Abstract Syntax Trees
An abstract syntax tree (AST) is a data structure used to represent the contents of a file, where each node in the tree denotes a construct in the source code. For example, a node might represent a method declaration, with child nodes that provide information on accessibility, return type, method name, parameters and the method body, which itself has child nodes representing the method instructions and any nested code blocks. Equally, a node might represent whitespace, or a comment, or string literals.
The PSI defines common base interfaces for creating an AST. These interfaces are shared across all languages that ReSharper supports, providing a common base for sharing information across files and languages. ReSharper provides utility methods for walking and manipulating the tree, including deleting and adding nodes and moving nodes around the tree.

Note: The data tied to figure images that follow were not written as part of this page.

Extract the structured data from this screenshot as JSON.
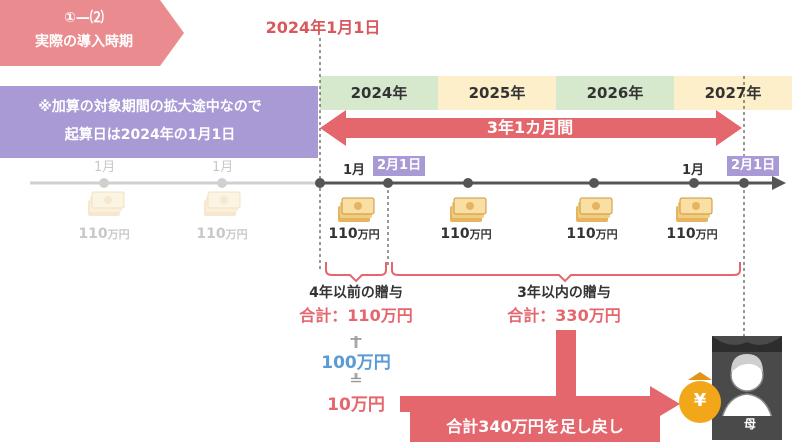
{
  "badge": {
    "line1": "①—⑵",
    "line2": "実際の導入時期"
  },
  "start_date": "2024年1月1日",
  "years": [
    "2024年",
    "2025年",
    "2026年",
    "2027年"
  ],
  "note": {
    "line1": "※加算の対象期間の拡大途中なので",
    "line2": "起算日は2024年の1月1日"
  },
  "period_label": "3年1カ月間",
  "timeline": {
    "faded_months": [
      "1月",
      "1月"
    ],
    "month_jan": "1月",
    "feb_label": "2月1日",
    "month_jan_end": "1月",
    "feb_label_end": "2月1日"
  },
  "gifts": {
    "faded": [
      {
        "value": "110",
        "unit": "万円"
      },
      {
        "value": "110",
        "unit": "万円"
      }
    ],
    "active": [
      {
        "value": "110",
        "unit": "万円"
      },
      {
        "value": "110",
        "unit": "万円"
      },
      {
        "value": "110",
        "unit": "万円"
      },
      {
        "value": "110",
        "unit": "万円"
      }
    ]
  },
  "group_before": {
    "title": "4年以前の贈与",
    "total": "合計：110万円"
  },
  "group_within": {
    "title": "3年以内の贈与",
    "total": "合計：330万円"
  },
  "calc": {
    "minus": "ー",
    "deduction": "100万円",
    "equals": "＝",
    "result": "10万円"
  },
  "bottom_label": "合計340万円を足し戻し",
  "mother": {
    "label": "母",
    "money_symbol": "¥"
  },
  "colors": {
    "pink": "#e5676e",
    "salmon": "#ea8b8f",
    "lavender": "#a99ad6",
    "green": "#d7e9cd",
    "cream": "#fdefc9",
    "blue": "#5b9bd5",
    "gold": "#f2a71b"
  }
}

Each node in the tree implements the ITreeNode
interface, and the root file node also implements the IFile
interface. Each supported file type is parsed and an AST is constructed. The AST maps directly to the underlying text buffer, and the PSI is responsible for keeping the two in sync, updating the text buffer when the tree is manipulated, and updating the tree when the text file changes. ReSharper supports error resilient and incremental parsers, meaning a valid AST is generated even if the code is invalid, with special error nodes indicating where the syntax is incorrect, and, whenever possible, will only parse code blocks that have changed, rather than parsing the whole file. For example, when a C# method body changes, only the method body is re-parsed, and not the whole containing file.
ReSharper's ASTs are based primarily on file contents, but can also work with secondary and injected ASTs, commonly referred to as secondary and injected PSIs.

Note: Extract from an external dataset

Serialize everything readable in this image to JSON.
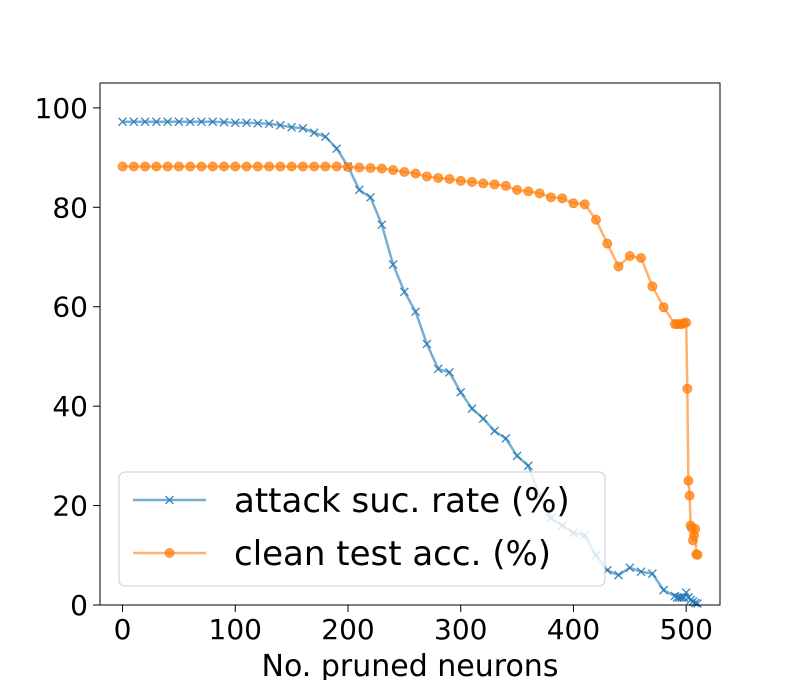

A secondary PSI is a PSI syntax tree built from a secondary file - an in-memory "code-behind" file generated by ReSharper from the primary code file. Areas of the secondary PSI are mapped to the original file. This is how ReSharper handles .aspx and Razor files. It maintains a primary PSI tree of the main file, but also generates an in-memory representation of the file that is generated when the .aspx or Razor template is compiled. (This generated file is referred to by ReSharper as a code-behind file, but shouldn't be confused with ASP.NET code behind files.) A second PSI tree is created for the generated C# file, and the areas of C# in the .aspx or Razor file are mapped to the equivalent areas in the generated file. Because the generated file has full context of the class it belongs to, code completion and navigation are possible, simply by mapping between the areas of the files.

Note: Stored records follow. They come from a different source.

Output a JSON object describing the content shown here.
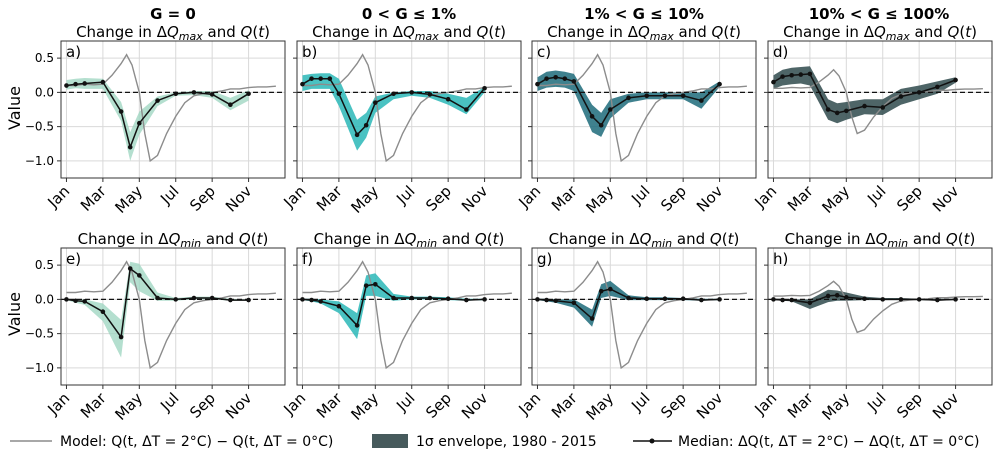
{
  "figure": {
    "column_titles": [
      "G = 0",
      "0 < G ≤ 1%",
      "1% < G ≤ 10%",
      "10% < G ≤ 100%"
    ],
    "ylabel": "Value",
    "month_ticks": [
      "Jan",
      "Mar",
      "May",
      "Jul",
      "Sep",
      "Nov"
    ],
    "ytick_labels": [
      "0.5",
      "0.0",
      "−0.5",
      "−1.0"
    ],
    "colors": {
      "col0": "#9bd4bf",
      "col1": "#2ab7b7",
      "col2": "#1d6b7a",
      "col3": "#2f4a4c",
      "model": "#8c8c8c",
      "median": "#111111",
      "grid": "#d9d9d9"
    }
  },
  "legend": {
    "model": "Model: Q(t, ΔT = 2°C) − Q(t, ΔT = 0°C)",
    "envelope": "1σ envelope, 1980 - 2015",
    "median": "Median: ΔQ(t, ΔT = 2°C) − ΔQ(t, ΔT = 0°C)"
  },
  "chart_data": [
    {
      "type": "line",
      "panel": "a)",
      "title": "Change in ΔQmax and Q(t)",
      "group": "G = 0",
      "ylim": [
        -1.25,
        0.75
      ],
      "xlim": [
        0.7,
        13.0
      ],
      "median": {
        "x": [
          1,
          1.5,
          2,
          3,
          4,
          4.5,
          5,
          6,
          7,
          8,
          9,
          10,
          11
        ],
        "y": [
          0.1,
          0.12,
          0.13,
          0.15,
          -0.28,
          -0.8,
          -0.45,
          -0.12,
          -0.02,
          0.0,
          -0.03,
          -0.18,
          -0.02
        ]
      },
      "upper": [
        0.18,
        0.2,
        0.21,
        0.2,
        -0.14,
        -0.58,
        -0.28,
        -0.06,
        0.0,
        0.02,
        0.02,
        -0.08,
        0.03
      ],
      "lower": [
        0.04,
        0.06,
        0.05,
        0.05,
        -0.42,
        -1.0,
        -0.62,
        -0.2,
        -0.05,
        -0.04,
        -0.08,
        -0.26,
        -0.12
      ]
    },
    {
      "type": "line",
      "panel": "b)",
      "title": "Change in ΔQmax and Q(t)",
      "group": "0 < G ≤ 1%",
      "ylim": [
        -1.25,
        0.75
      ],
      "xlim": [
        0.7,
        13.0
      ],
      "median": {
        "x": [
          1,
          1.5,
          2,
          2.5,
          3,
          4,
          4.5,
          5,
          6,
          7,
          8,
          9,
          10,
          11
        ],
        "y": [
          0.12,
          0.2,
          0.2,
          0.2,
          -0.02,
          -0.62,
          -0.48,
          -0.15,
          -0.02,
          0.0,
          -0.03,
          -0.1,
          -0.25,
          0.06
        ]
      },
      "upper": [
        0.25,
        0.27,
        0.28,
        0.28,
        0.2,
        -0.4,
        -0.3,
        -0.06,
        0.0,
        0.02,
        0.02,
        -0.02,
        -0.08,
        0.08
      ],
      "lower": [
        0.02,
        0.05,
        0.05,
        0.05,
        -0.2,
        -0.85,
        -0.66,
        -0.3,
        -0.1,
        -0.05,
        -0.08,
        -0.18,
        -0.32,
        0.0
      ]
    },
    {
      "type": "line",
      "panel": "c)",
      "title": "Change in ΔQmax and Q(t)",
      "group": "1% < G ≤ 10%",
      "ylim": [
        -1.25,
        0.75
      ],
      "xlim": [
        0.7,
        13.0
      ],
      "median": {
        "x": [
          1,
          1.5,
          2,
          2.5,
          3,
          4,
          4.5,
          5,
          6,
          7,
          8,
          9,
          10,
          11
        ],
        "y": [
          0.12,
          0.2,
          0.22,
          0.2,
          0.16,
          -0.35,
          -0.48,
          -0.25,
          -0.08,
          -0.05,
          -0.05,
          -0.05,
          -0.12,
          0.12
        ]
      },
      "upper": [
        0.22,
        0.3,
        0.32,
        0.3,
        0.27,
        -0.18,
        -0.3,
        -0.1,
        -0.02,
        0.0,
        0.0,
        0.0,
        0.0,
        0.16
      ],
      "lower": [
        0.02,
        0.07,
        0.08,
        0.07,
        0.02,
        -0.58,
        -0.65,
        -0.38,
        -0.15,
        -0.1,
        -0.1,
        -0.1,
        -0.24,
        0.08
      ]
    },
    {
      "type": "line",
      "panel": "d)",
      "title": "Change in ΔQmax and Q(t)",
      "group": "10% < G ≤ 100%",
      "ylim": [
        -1.25,
        0.75
      ],
      "xlim": [
        0.7,
        13.0
      ],
      "median": {
        "x": [
          1,
          1.5,
          2,
          2.5,
          3,
          4,
          4.5,
          5,
          6,
          7,
          8,
          9,
          10,
          11
        ],
        "y": [
          0.15,
          0.23,
          0.25,
          0.26,
          0.27,
          -0.25,
          -0.3,
          -0.27,
          -0.2,
          -0.22,
          -0.06,
          0.0,
          0.08,
          0.18
        ]
      },
      "upper": [
        0.25,
        0.33,
        0.36,
        0.37,
        0.38,
        -0.1,
        -0.16,
        -0.14,
        -0.1,
        -0.1,
        0.05,
        0.1,
        0.16,
        0.22
      ],
      "lower": [
        0.05,
        0.1,
        0.12,
        0.13,
        0.1,
        -0.4,
        -0.45,
        -0.4,
        -0.32,
        -0.33,
        -0.18,
        -0.1,
        -0.02,
        0.14
      ]
    },
    {
      "type": "line",
      "panel": "e)",
      "title": "Change in ΔQmin and Q(t)",
      "group": "G = 0",
      "ylim": [
        -1.25,
        0.75
      ],
      "xlim": [
        0.7,
        13.0
      ],
      "median": {
        "x": [
          1,
          1.5,
          2,
          3,
          4,
          4.5,
          5,
          6,
          7,
          8,
          9,
          10,
          11
        ],
        "y": [
          0.0,
          -0.02,
          -0.03,
          -0.18,
          -0.55,
          0.45,
          0.35,
          0.02,
          0.0,
          0.02,
          0.02,
          -0.01,
          -0.01
        ]
      },
      "upper": [
        0.01,
        0.0,
        0.0,
        -0.06,
        -0.3,
        0.55,
        0.52,
        0.1,
        0.02,
        0.04,
        0.04,
        0.01,
        0.0
      ],
      "lower": [
        -0.01,
        -0.05,
        -0.08,
        -0.32,
        -0.85,
        0.25,
        0.12,
        -0.02,
        -0.02,
        0.0,
        0.0,
        -0.02,
        -0.02
      ]
    },
    {
      "type": "line",
      "panel": "f)",
      "title": "Change in ΔQmin and Q(t)",
      "group": "0 < G ≤ 1%",
      "ylim": [
        -1.25,
        0.75
      ],
      "xlim": [
        0.7,
        13.0
      ],
      "median": {
        "x": [
          1,
          1.5,
          2,
          3,
          4,
          4.5,
          5,
          6,
          7,
          8,
          9,
          10,
          11
        ],
        "y": [
          0.0,
          -0.01,
          -0.03,
          -0.1,
          -0.38,
          0.2,
          0.22,
          0.02,
          0.02,
          0.02,
          0.01,
          -0.01,
          0.0
        ]
      },
      "upper": [
        0.01,
        0.01,
        0.0,
        -0.03,
        -0.2,
        0.35,
        0.38,
        0.08,
        0.04,
        0.04,
        0.03,
        0.01,
        0.01
      ],
      "lower": [
        -0.01,
        -0.03,
        -0.06,
        -0.2,
        -0.58,
        0.05,
        0.05,
        -0.02,
        0.0,
        0.0,
        -0.01,
        -0.02,
        -0.01
      ]
    },
    {
      "type": "line",
      "panel": "g)",
      "title": "Change in ΔQmin and Q(t)",
      "group": "1% < G ≤ 10%",
      "ylim": [
        -1.25,
        0.75
      ],
      "xlim": [
        0.7,
        13.0
      ],
      "median": {
        "x": [
          1,
          1.5,
          2,
          3,
          4,
          4.5,
          5,
          6,
          7,
          8,
          9,
          10,
          11
        ],
        "y": [
          0.0,
          -0.01,
          -0.02,
          -0.05,
          -0.28,
          0.12,
          0.15,
          0.02,
          0.01,
          0.01,
          0.01,
          -0.01,
          0.0
        ]
      },
      "upper": [
        0.01,
        0.01,
        0.0,
        0.0,
        -0.15,
        0.22,
        0.27,
        0.06,
        0.03,
        0.03,
        0.02,
        0.01,
        0.01
      ],
      "lower": [
        -0.01,
        -0.03,
        -0.05,
        -0.12,
        -0.4,
        0.02,
        0.05,
        -0.01,
        -0.01,
        -0.01,
        -0.01,
        -0.02,
        -0.01
      ]
    },
    {
      "type": "line",
      "panel": "h)",
      "title": "Change in ΔQmin and Q(t)",
      "group": "10% < G ≤ 100%",
      "ylim": [
        -1.25,
        0.75
      ],
      "xlim": [
        0.7,
        13.0
      ],
      "median": {
        "x": [
          1,
          1.5,
          2,
          3,
          4,
          4.5,
          5,
          6,
          7,
          8,
          9,
          10,
          11
        ],
        "y": [
          0.0,
          -0.01,
          -0.01,
          -0.05,
          0.05,
          0.06,
          0.03,
          0.01,
          0.0,
          0.0,
          0.0,
          -0.01,
          0.0
        ]
      },
      "upper": [
        0.01,
        0.01,
        0.0,
        0.0,
        0.14,
        0.13,
        0.1,
        0.04,
        0.02,
        0.02,
        0.01,
        0.01,
        0.01
      ],
      "lower": [
        -0.01,
        -0.02,
        -0.03,
        -0.14,
        -0.04,
        -0.02,
        -0.02,
        -0.01,
        -0.01,
        -0.01,
        -0.01,
        -0.02,
        -0.01
      ]
    }
  ],
  "model_series": {
    "comment_units": "x in months (Jan = 1), y in value units",
    "top": {
      "x": [
        1,
        1.5,
        2,
        2.5,
        3,
        3.5,
        4,
        4.3,
        4.6,
        5,
        5.3,
        5.6,
        6,
        6.5,
        7,
        7.5,
        8,
        8.5,
        9,
        9.5,
        10,
        10.5,
        11,
        11.5,
        12,
        12.5
      ],
      "y": [
        0.1,
        0.1,
        0.12,
        0.11,
        0.12,
        0.25,
        0.42,
        0.55,
        0.4,
        0.0,
        -0.6,
        -1.0,
        -0.92,
        -0.6,
        -0.35,
        -0.15,
        -0.05,
        -0.02,
        0.0,
        0.02,
        0.05,
        0.05,
        0.07,
        0.08,
        0.08,
        0.09
      ]
    },
    "bottom": {
      "x": [
        1,
        1.5,
        2,
        2.5,
        3,
        3.5,
        4,
        4.3,
        4.6,
        5,
        5.3,
        5.6,
        6,
        6.5,
        7,
        7.5,
        8,
        8.5,
        9,
        9.5,
        10,
        10.5,
        11,
        11.5,
        12,
        12.5
      ],
      "y": [
        0.1,
        0.1,
        0.12,
        0.11,
        0.12,
        0.25,
        0.42,
        0.55,
        0.4,
        0.0,
        -0.6,
        -1.0,
        -0.92,
        -0.6,
        -0.35,
        -0.15,
        -0.05,
        -0.02,
        0.0,
        0.02,
        0.05,
        0.05,
        0.07,
        0.08,
        0.08,
        0.09
      ]
    }
  }
}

An injected PSI serves a different purpose. Instead of providing extra context for a whole file, or for "islands" of content within a file, it creates a new AST by parsing the contents of a single node of a host AST. For example, ReSharper 9.0 introduces support for regular expressions by creating an AST for the regular expression represented by a string literal in a C# file. The intent of injected PSIs is to handle the "embedded DSLs" of languages written inside a string literal of another language, such as regular expressions, SQL, or even Angular JS expressions.